Second Timmerman Unit Under Construction
For LCRA’s Timmerman Unit 1—so far the only announced and executed CBG agreement—the first test period runs from June 1, 2026, to May 31, 2027. ERCOT will calculate the results within 45 days of the end of each test period.
LCRA owns or has rights to approximately 3,750 MW of generation capacity serving wholesale electric customers across Central Texas. The utility’s generation portfolio includes the 1,625-MW Fayette Power Project, a three-unit coal-fired plant in Fayette County (with Austin Energy co-owning two units); the 540-MW Thomas C. Ferguson combined-cycle natural gas plant in Horseshoe Bay, which began operating in 2014; and the 176-MW Winchester Power Park natural gas peaker facility in Fayette County.

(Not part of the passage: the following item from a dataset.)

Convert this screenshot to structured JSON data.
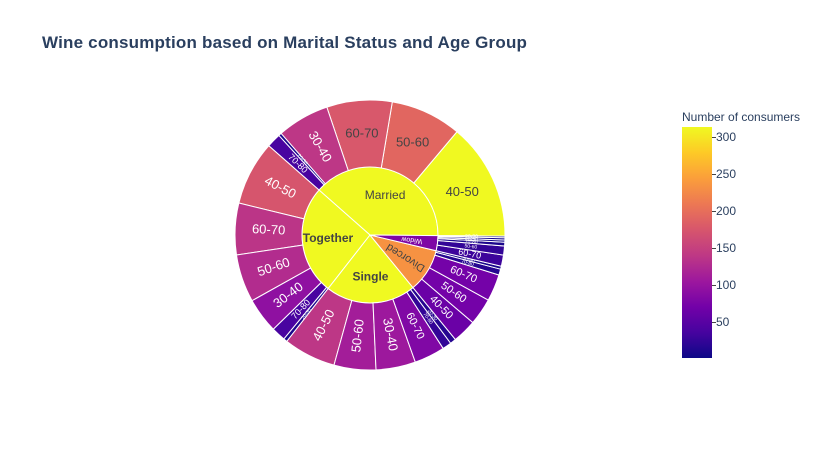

LCRA also operates hydroelectric facilities across the Highland Lakes and holds ownership shares in the Sandy Creek Energy Station and Lost Pines Power Plant.
LCRA is also now developing Timmerman Unit 2, which is expected to be operational in 2026. “Unit 2 will supply about 190 MW of power, bringing the plant’s total capacity to about 380 MW,” the company says. Wärtsilä, which has supplied its 10 50SG engines, notes the technology consumes “little to no water, which is an important feature in Texas, an area often affected by drought.”
“As more people and businesses move to Texas, the state needs more dispatchable power that can be available quickly during times of peak demand,” LCRA adds. “The natural gas-fueled Timmerman Power Plant is a peaker plant that can ramp up and shut down in minutes, providing power when it is needed the most.”